Acrostiche : DACI, Daces (impôts)

 

"Daces" est un mot que l'on trouve dans le dictionnaire de Richelet, édition 1759, celle de 1685 ne donne pas le mot. Il vient de l'italien "dacio".

 

C'est un impôt qui se paie pour le transport des marchandises d'un pais à un autre. (De grosses daces. De fâcheuses daces. Imposer des daces. Paier les daces. Être exemt de daces.) Le mot de daces, est peu usité.
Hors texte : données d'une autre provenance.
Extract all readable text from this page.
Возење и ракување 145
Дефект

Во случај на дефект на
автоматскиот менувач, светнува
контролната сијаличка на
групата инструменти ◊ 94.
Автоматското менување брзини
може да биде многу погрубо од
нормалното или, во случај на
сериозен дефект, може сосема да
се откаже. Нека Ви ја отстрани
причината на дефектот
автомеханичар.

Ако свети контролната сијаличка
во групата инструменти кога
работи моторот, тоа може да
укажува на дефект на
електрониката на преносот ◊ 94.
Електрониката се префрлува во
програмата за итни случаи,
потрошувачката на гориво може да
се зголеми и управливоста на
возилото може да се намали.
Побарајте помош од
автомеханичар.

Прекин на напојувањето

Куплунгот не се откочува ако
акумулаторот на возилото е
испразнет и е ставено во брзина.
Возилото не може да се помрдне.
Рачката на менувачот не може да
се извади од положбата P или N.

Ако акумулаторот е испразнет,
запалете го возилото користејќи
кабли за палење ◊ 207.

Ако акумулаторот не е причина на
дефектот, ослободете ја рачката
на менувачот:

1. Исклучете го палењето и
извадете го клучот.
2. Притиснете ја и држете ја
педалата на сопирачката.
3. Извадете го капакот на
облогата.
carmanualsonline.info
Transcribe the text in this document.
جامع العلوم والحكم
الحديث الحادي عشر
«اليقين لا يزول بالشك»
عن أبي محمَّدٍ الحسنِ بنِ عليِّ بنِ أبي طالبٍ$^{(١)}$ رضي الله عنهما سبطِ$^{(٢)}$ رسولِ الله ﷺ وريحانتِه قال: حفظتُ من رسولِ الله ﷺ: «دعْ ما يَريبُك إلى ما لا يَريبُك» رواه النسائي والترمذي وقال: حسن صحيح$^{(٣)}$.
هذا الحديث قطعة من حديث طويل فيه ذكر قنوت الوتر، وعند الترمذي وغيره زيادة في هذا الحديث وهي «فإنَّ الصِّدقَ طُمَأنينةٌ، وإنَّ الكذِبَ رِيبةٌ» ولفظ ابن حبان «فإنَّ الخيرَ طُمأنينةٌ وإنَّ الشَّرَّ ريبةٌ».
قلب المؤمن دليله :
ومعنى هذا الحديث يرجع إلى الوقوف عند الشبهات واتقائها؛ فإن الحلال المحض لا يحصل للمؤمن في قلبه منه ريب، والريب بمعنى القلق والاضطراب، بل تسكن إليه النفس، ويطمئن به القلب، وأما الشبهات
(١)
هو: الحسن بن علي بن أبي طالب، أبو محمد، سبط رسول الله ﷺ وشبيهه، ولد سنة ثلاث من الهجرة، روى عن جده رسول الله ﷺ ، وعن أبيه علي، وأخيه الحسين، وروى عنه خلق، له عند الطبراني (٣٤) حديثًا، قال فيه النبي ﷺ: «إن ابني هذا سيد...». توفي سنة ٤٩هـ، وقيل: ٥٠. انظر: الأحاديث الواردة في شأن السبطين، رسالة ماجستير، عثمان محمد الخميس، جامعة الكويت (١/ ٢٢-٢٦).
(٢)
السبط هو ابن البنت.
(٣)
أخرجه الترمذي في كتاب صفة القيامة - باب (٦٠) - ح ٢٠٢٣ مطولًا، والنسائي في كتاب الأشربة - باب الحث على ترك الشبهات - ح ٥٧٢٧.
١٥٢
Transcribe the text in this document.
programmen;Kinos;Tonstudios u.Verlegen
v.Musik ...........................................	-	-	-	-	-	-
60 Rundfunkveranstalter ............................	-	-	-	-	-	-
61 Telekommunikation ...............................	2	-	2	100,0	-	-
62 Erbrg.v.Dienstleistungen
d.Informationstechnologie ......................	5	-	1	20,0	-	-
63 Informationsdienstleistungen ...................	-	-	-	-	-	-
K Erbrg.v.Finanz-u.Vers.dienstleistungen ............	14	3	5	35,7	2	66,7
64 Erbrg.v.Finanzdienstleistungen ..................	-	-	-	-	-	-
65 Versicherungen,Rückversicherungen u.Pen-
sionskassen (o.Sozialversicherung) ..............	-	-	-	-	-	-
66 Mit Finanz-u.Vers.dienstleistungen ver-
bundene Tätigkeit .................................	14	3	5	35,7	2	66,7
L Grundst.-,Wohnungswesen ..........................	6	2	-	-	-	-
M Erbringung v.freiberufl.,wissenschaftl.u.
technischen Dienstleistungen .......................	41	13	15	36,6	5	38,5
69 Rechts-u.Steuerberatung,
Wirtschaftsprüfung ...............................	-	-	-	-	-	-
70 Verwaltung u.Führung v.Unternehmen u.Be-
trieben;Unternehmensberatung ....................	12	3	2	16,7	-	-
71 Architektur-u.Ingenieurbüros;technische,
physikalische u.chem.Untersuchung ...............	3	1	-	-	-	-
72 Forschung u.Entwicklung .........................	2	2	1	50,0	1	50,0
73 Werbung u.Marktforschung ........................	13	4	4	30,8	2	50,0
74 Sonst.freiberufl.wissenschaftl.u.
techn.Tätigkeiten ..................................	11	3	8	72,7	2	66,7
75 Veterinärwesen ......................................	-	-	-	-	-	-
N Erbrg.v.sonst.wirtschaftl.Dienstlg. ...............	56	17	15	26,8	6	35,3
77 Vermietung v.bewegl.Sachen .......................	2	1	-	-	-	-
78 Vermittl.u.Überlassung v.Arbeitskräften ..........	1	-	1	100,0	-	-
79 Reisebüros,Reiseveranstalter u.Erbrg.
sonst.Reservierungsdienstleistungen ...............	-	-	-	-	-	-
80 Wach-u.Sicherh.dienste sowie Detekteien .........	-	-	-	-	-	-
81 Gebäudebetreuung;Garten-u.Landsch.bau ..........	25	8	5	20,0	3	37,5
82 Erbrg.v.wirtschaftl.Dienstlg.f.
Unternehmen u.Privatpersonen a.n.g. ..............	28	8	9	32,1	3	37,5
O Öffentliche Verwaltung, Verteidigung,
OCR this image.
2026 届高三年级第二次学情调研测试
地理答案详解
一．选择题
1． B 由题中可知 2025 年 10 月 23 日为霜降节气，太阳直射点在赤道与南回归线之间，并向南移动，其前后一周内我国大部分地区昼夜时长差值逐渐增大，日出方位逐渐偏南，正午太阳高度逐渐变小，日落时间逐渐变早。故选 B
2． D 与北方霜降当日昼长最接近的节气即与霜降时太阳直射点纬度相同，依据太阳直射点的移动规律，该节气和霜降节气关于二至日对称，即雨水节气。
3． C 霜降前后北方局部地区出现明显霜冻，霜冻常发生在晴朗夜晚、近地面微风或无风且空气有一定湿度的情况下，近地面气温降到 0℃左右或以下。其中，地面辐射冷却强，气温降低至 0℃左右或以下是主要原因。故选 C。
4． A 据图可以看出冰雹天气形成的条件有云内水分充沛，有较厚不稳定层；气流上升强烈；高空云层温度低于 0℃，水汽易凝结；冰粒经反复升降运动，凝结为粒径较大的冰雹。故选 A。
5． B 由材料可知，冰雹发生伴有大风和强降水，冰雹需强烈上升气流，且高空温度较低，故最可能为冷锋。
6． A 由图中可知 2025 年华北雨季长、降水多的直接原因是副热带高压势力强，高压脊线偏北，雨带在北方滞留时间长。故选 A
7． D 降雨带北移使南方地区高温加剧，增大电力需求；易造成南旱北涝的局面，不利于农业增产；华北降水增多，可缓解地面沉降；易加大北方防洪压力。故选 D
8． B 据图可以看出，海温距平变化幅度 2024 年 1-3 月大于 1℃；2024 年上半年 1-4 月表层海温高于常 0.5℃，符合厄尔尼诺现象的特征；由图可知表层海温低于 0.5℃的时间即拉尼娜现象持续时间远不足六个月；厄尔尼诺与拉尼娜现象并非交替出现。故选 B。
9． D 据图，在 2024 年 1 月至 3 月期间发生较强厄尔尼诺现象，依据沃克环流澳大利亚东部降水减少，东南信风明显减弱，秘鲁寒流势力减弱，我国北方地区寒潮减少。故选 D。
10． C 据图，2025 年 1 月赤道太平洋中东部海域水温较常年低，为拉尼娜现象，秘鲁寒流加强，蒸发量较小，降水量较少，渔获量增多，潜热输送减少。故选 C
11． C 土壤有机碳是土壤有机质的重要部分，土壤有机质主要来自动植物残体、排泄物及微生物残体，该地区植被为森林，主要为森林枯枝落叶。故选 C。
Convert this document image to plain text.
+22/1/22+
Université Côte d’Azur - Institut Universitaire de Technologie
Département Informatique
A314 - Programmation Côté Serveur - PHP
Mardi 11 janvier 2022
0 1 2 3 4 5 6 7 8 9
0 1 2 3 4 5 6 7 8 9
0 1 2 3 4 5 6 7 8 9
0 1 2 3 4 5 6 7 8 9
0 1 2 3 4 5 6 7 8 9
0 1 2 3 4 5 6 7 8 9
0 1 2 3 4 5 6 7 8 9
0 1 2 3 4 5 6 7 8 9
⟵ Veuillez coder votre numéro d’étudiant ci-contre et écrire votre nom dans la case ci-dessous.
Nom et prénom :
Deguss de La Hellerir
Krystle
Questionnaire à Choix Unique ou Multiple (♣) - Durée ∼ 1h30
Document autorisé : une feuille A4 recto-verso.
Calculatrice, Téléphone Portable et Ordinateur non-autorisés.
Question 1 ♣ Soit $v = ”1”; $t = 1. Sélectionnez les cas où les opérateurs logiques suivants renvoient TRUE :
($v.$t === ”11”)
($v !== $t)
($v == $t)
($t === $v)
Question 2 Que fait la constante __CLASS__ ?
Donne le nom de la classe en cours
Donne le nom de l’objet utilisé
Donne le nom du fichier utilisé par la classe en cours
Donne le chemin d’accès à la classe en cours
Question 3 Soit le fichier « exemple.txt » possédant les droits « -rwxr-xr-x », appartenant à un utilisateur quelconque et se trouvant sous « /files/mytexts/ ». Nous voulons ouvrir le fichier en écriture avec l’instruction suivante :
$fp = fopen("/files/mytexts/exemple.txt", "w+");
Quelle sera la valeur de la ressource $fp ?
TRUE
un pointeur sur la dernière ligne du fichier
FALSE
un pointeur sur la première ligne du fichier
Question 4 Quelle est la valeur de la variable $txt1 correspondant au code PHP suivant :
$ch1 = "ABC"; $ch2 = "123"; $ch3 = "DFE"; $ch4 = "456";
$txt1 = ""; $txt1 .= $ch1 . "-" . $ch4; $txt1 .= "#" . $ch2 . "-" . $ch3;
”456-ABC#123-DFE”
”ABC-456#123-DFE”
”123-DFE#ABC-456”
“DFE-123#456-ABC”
Le célébre Patrix ou Patris, s'en sert au singulier dans ses Poësies, in-4°. Pag. 20. où en parlant de la pénitence, il dit : "il la faut faire, & ce don précieux / Est la dace qu'on paie à la porte des Cieux." (Pierre Richelet, Dictionnaire de la langue françoise, ancienne et moderne, Tome 1 : A-D, 1759 - books.google.fr).

 

Patrix (1583 - 1671) était au service de Gaston d'Orléans, frère de Louis XIII (Auguis, Les poëtes françois depuis le XIIe siècle jusqu'à Malherbe: avec une notice historique et littéraire sur chaque poète, 1824 - books.google.fr).

 

On parle de "billets de Daces" (Articles de douane, entrée, & dace de grassine, de la traite, dixieme de chanures, & vingtieme des toiles, & du fil; de la grande, & petite dace de Suse; du droit d'un pour cent, reduit a demy pour cent.., 1721 - books.google.fr).